The province is cautioning residents against emptying sandbags near watercourses or wetlands, saying sandbags should be disposed through debris collection or a regional landfill.

In Fredericton, the city's park and ride shuttle services will continue until Friday, though commutes should be a little easier this morning as all of the Westmorland Street Bridge ramps are back open.

Many roads in the area are still closed, however, including Lincoln Road at the city limits (or Baker Brook), Riverside Drive at Route 8, and Morrell Park.

In the Saint John area, four public parks are closed due to possible contamination due to flooding: Robertson Square, Tucker Park, and Lower Shamrock parks in the north end, and Dominion Park on the west side.

Hazards persist

As cleanup efforts begin, health officials are warning property owners to watch out for mould and other contaminants.

Dr. Na-Koshie Lamptey, the regional medical officer of health, said people should wear long-sleeved shirts and pants as well as rubber gloves while cleaning up their homes and businesses, because floodwaters may have contaminated their property.

N.B. floodwaters contaminated with sewage, EMO warns, as water levels keep rising
Masks should be worn as well by people who spot any mould spores, she said.

"It can start to grow fairly quickly in a matter of days," she said.

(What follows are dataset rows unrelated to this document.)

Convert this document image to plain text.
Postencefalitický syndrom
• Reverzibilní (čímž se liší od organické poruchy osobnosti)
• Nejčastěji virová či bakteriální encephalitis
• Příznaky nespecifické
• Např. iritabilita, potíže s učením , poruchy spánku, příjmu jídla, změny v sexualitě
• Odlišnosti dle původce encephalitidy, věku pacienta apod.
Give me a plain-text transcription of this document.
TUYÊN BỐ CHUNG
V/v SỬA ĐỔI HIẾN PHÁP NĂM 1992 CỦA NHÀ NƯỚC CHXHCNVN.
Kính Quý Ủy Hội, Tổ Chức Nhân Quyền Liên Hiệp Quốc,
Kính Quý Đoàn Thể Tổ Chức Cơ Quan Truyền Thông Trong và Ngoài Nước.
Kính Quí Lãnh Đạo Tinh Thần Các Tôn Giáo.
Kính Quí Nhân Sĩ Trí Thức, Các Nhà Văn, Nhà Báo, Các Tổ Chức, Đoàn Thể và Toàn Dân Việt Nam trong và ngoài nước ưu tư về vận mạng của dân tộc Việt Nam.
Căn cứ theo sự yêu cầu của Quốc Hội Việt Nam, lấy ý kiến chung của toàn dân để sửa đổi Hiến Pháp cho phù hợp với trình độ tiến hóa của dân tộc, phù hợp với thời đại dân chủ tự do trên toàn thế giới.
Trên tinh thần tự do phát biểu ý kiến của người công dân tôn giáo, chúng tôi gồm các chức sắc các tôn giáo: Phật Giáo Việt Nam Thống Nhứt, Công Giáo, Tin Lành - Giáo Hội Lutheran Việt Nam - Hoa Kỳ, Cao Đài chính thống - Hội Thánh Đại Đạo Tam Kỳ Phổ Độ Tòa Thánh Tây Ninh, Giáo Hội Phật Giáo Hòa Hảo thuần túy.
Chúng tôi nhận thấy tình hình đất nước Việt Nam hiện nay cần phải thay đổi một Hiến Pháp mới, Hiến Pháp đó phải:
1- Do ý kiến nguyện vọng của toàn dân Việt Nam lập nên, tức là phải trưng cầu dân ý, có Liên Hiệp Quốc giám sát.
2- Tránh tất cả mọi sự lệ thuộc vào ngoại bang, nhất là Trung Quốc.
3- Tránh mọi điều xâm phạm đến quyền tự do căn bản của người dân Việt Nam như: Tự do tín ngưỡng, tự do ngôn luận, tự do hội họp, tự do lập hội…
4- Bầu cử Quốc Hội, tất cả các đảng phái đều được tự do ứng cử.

Symptoms of exposure to mould include irritation of the mouth, nose and eyes, Lamptey said, and respiratory problems could worsen.

If people are on a private water system that has been flooded, they should be boiling their water or using an alternative source for drinking and cooking.

The Emergency Measures Organization and Department of Health are also telling residents not to eat fiddleheads that were picked from flooded riverbanks, since they may be contaminated.

Floodwaters may have contaminated much of this season's fiddleheads
"There's just no way of knowing if there's a chemical that may make you sick," Lamptey said.